From a drafter's perspective, to increase the efficacy of LCs as security for landlord clients and to avoid the strictures of Section 502(b)(6), try to negotiate leases (a) to require any LCs intended as security to be unsecured by property of the tenant; and (b) to separate any requirement or option for posting an LC from any requirement for a cash security deposit.
The lease should not describe the LC as a security deposit, but, rather, should include the tenant's acknowledgment that the LC is meant as a third-party guaranty of the tenant's obligations under the lease and is posted to protect the landlord's right to receive its full, unlimited damages, as calculated under state law. The lease should also provide that the landlord may draw on the LC without notice to the tenant (even if the exercise of other default remedies requires prior notice). Some courts may ignore such drafting as "form over substance," but some may honor the expressed intent of the parties to the contract.

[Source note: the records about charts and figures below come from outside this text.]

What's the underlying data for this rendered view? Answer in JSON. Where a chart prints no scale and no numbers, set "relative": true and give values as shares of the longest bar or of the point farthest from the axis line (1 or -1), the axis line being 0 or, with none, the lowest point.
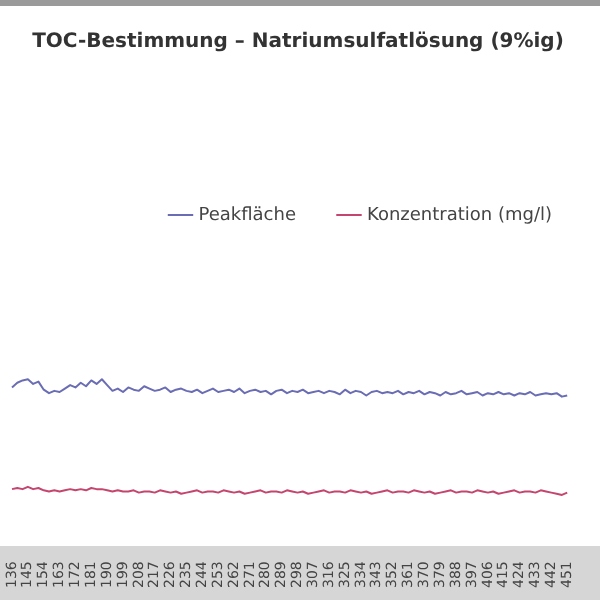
{
  "chart_data": {
    "type": "line",
    "title": "TOC-Bestimmung – Natriumsulfatlösung (9%ig)",
    "relative": true,
    "legend": "top",
    "grid": false,
    "marker": "none",
    "categories": [
      "136",
      null,
      null,
      "145",
      null,
      null,
      "154",
      null,
      null,
      "163",
      null,
      null,
      "172",
      null,
      null,
      "181",
      null,
      null,
      "190",
      null,
      null,
      "199",
      null,
      null,
      "208",
      null,
      null,
      "217",
      null,
      null,
      "226",
      null,
      null,
      "235",
      null,
      null,
      "244",
      null,
      null,
      "253",
      null,
      null,
      "262",
      null,
      null,
      "271",
      null,
      null,
      "280",
      null,
      null,
      "289",
      null,
      null,
      "298",
      null,
      null,
      "307",
      null,
      null,
      "316",
      null,
      null,
      "325",
      null,
      null,
      "334",
      null,
      null,
      "343",
      null,
      null,
      "352",
      null,
      null,
      "361",
      null,
      null,
      "370",
      null,
      null,
      "379",
      null,
      null,
      "388",
      null,
      null,
      "397",
      null,
      null,
      "406",
      null,
      null,
      "415",
      null,
      null,
      "424",
      null,
      null,
      "433",
      null,
      null,
      "442",
      null,
      null,
      "451"
    ],
    "series": [
      {
        "name": "Peakfläche",
        "color": "#6a6db3",
        "values": [
          0.93,
          0.97,
          0.99,
          1.0,
          0.96,
          0.98,
          0.91,
          0.88,
          0.9,
          0.89,
          0.92,
          0.95,
          0.93,
          0.97,
          0.94,
          0.99,
          0.96,
          1.0,
          0.95,
          0.9,
          0.92,
          0.89,
          0.93,
          0.91,
          0.9,
          0.94,
          0.92,
          0.9,
          0.91,
          0.93,
          0.89,
          0.91,
          0.92,
          0.9,
          0.89,
          0.91,
          0.88,
          0.9,
          0.92,
          0.89,
          0.9,
          0.91,
          0.89,
          0.92,
          0.88,
          0.9,
          0.91,
          0.89,
          0.9,
          0.87,
          0.9,
          0.91,
          0.88,
          0.9,
          0.89,
          0.91,
          0.88,
          0.89,
          0.9,
          0.88,
          0.9,
          0.89,
          0.87,
          0.91,
          0.88,
          0.9,
          0.89,
          0.86,
          0.89,
          0.9,
          0.88,
          0.89,
          0.88,
          0.9,
          0.87,
          0.89,
          0.88,
          0.9,
          0.87,
          0.89,
          0.88,
          0.86,
          0.89,
          0.87,
          0.88,
          0.9,
          0.87,
          0.88,
          0.89,
          0.86,
          0.88,
          0.87,
          0.89,
          0.87,
          0.88,
          0.86,
          0.88,
          0.87,
          0.89,
          0.86,
          0.87,
          0.88,
          0.87,
          0.88,
          0.85,
          0.86
        ]
      },
      {
        "name": "Konzentration (mg/l)",
        "color": "#c4466e",
        "values": [
          0.05,
          0.06,
          0.05,
          0.07,
          0.05,
          0.06,
          0.04,
          0.03,
          0.04,
          0.03,
          0.04,
          0.05,
          0.04,
          0.05,
          0.04,
          0.06,
          0.05,
          0.05,
          0.04,
          0.03,
          0.04,
          0.03,
          0.03,
          0.04,
          0.02,
          0.03,
          0.03,
          0.02,
          0.04,
          0.03,
          0.02,
          0.03,
          0.01,
          0.02,
          0.03,
          0.04,
          0.02,
          0.03,
          0.03,
          0.02,
          0.04,
          0.03,
          0.02,
          0.03,
          0.01,
          0.02,
          0.03,
          0.04,
          0.02,
          0.03,
          0.03,
          0.02,
          0.04,
          0.03,
          0.02,
          0.03,
          0.01,
          0.02,
          0.03,
          0.04,
          0.02,
          0.03,
          0.03,
          0.02,
          0.04,
          0.03,
          0.02,
          0.03,
          0.01,
          0.02,
          0.03,
          0.04,
          0.02,
          0.03,
          0.03,
          0.02,
          0.04,
          0.03,
          0.02,
          0.03,
          0.01,
          0.02,
          0.03,
          0.04,
          0.02,
          0.03,
          0.03,
          0.02,
          0.04,
          0.03,
          0.02,
          0.03,
          0.01,
          0.02,
          0.03,
          0.04,
          0.02,
          0.03,
          0.03,
          0.02,
          0.04,
          0.03,
          0.02,
          0.01,
          0.0,
          0.02
        ]
      }
    ]
  }
}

If a landlord has negotiating room, it should also consider asking for the following provisions in an LC provided as security:
Appropriate security for lease obligations will vary with the nature of the parties, their relative negotiating leverage, and the landlord's priorities. Familiarity with the risks and benefits of various forms of security, and with the efficacy of letters of credit in particular, will help lawyers better prepare their landlord clients for the uncertainties of the bankruptcy process.